Le « crash-test » de la Justice durant la COVID-19
Publié le 12/06/2020 dans les catégories Justice
Lors du débat sur l’évaluation des politiques publiques du 10 juin, Patrick Hetzel a mis la focale sur la justice. Alors que le Gouvernement indiquait qu’un véritable tournant numérique avait été pris par la Chancellerie et la justice judiciaire, la pandémie de la COVID-19 a permis de soumettre la justice judiciaire à un « crash-test » concernant le véritable niveau d’informatisation et de performance numérique. En somme, le système judiciaire français a vécu une mise à l’épreuve de sa politique numérique en grandeur nature. Cela a permis de révéler où se situaient les importantes failles du système.
Pourquoi les systèmes informatiques n’étaient-ils pas au rendez-vous contrairement aux annonces gouvernementales ?
Le diagnostic est sévère. En effet, lorsque la décision de confinement est prise, on s’aperçoit à la Chancellerie que les magistrats sont certes dotés d’ordinateurs portables qui permettent de télétravailler toutefois les personnels des greffes n’en possèdent pas. En urgence, la Chancellerie fait distribuer 300 ordinateurs portables aux 13 000 greffiers de France. C’est le point noir le plus criant car cela fait 2 % de greffiers équipés pour télétravailler. La belle affaire !

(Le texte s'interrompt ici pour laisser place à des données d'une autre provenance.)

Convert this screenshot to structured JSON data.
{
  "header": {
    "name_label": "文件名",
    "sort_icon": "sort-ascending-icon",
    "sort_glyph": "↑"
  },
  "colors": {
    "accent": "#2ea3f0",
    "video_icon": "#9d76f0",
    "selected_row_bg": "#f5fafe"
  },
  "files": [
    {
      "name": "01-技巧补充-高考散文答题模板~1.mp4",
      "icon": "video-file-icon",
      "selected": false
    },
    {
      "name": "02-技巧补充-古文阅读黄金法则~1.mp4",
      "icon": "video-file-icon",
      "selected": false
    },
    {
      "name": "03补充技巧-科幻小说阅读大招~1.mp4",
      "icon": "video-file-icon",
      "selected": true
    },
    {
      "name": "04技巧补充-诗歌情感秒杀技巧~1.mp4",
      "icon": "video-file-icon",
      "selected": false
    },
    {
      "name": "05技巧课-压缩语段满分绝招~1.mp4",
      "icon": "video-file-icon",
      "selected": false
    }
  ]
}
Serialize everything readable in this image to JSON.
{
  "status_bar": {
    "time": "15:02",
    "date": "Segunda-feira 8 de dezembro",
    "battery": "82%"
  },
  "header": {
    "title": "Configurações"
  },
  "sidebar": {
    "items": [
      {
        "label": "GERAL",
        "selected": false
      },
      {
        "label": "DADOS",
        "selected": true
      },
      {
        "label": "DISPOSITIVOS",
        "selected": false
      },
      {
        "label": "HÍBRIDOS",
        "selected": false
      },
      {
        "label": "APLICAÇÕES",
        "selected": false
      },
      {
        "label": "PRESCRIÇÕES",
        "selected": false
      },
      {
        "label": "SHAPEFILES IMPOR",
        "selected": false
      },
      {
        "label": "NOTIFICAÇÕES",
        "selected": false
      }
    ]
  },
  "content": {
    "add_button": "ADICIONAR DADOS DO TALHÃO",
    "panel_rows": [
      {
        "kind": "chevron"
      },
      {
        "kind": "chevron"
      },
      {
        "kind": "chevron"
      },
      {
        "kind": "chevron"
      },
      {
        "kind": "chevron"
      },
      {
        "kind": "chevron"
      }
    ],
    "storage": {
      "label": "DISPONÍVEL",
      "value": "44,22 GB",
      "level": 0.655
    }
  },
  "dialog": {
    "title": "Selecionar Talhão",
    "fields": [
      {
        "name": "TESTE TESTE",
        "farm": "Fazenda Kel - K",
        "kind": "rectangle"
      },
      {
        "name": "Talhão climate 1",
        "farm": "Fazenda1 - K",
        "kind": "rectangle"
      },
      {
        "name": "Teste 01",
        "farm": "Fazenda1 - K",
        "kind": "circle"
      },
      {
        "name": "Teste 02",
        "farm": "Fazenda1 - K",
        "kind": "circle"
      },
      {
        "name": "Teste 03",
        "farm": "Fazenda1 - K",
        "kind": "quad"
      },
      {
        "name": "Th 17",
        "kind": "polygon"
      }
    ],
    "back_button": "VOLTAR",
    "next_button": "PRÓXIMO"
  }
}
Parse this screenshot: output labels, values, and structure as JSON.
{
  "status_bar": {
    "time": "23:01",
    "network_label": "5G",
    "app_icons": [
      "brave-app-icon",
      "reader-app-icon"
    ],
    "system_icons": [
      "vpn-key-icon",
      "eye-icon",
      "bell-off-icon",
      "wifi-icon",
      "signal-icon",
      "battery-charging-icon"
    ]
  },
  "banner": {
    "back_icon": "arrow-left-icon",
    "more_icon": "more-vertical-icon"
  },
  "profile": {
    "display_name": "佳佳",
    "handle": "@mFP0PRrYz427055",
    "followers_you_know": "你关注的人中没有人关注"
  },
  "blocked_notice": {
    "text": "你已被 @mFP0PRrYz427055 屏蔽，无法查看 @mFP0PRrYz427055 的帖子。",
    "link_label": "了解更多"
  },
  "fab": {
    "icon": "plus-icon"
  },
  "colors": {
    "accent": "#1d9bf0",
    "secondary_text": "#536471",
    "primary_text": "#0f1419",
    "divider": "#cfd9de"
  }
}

Mais le crash-test révèle aussi un autre point noir. Car si les magistrats sont équipés d’ordinateurs portables, lorsqu’ils ont voulu s’en servir, ils se sont très vite rendus compte que le VPN, le réseau privé virtuel, était sous-dimensionné pour permettre un usage important à distance. A la mi-mars, il ne permettait que 2 500 connexions simultanées là où le ministère avait déployé plus de 13 000 ordinateurs portables. Il a fallu attendre le mois de mai, c’est-à-dire la fin du confinement pour que la Chancellerie procède à une montée en puissance du système. Aujourd’hui ce problème est résolu puisque 40 000 connexions simultanées seraient possibles d’après les affirmations du ministère. Mais c’est un peu tard.
Autre point noir qui reste à régler, c’est que les applications informatiques de la chaîne civile (contrairement à celles utilisées pour la chaîne pénale) ne fonctionnent qu’à partir des postes informatiques en juridiction : en d’autres termes, les retards ont bien continué à s’accumuler massivement pour la chaîne civile. Il faut désormais s’attaquer efficacement à ce chantier numérique et mettre en place un véritable plan de résorption des retards accumulés.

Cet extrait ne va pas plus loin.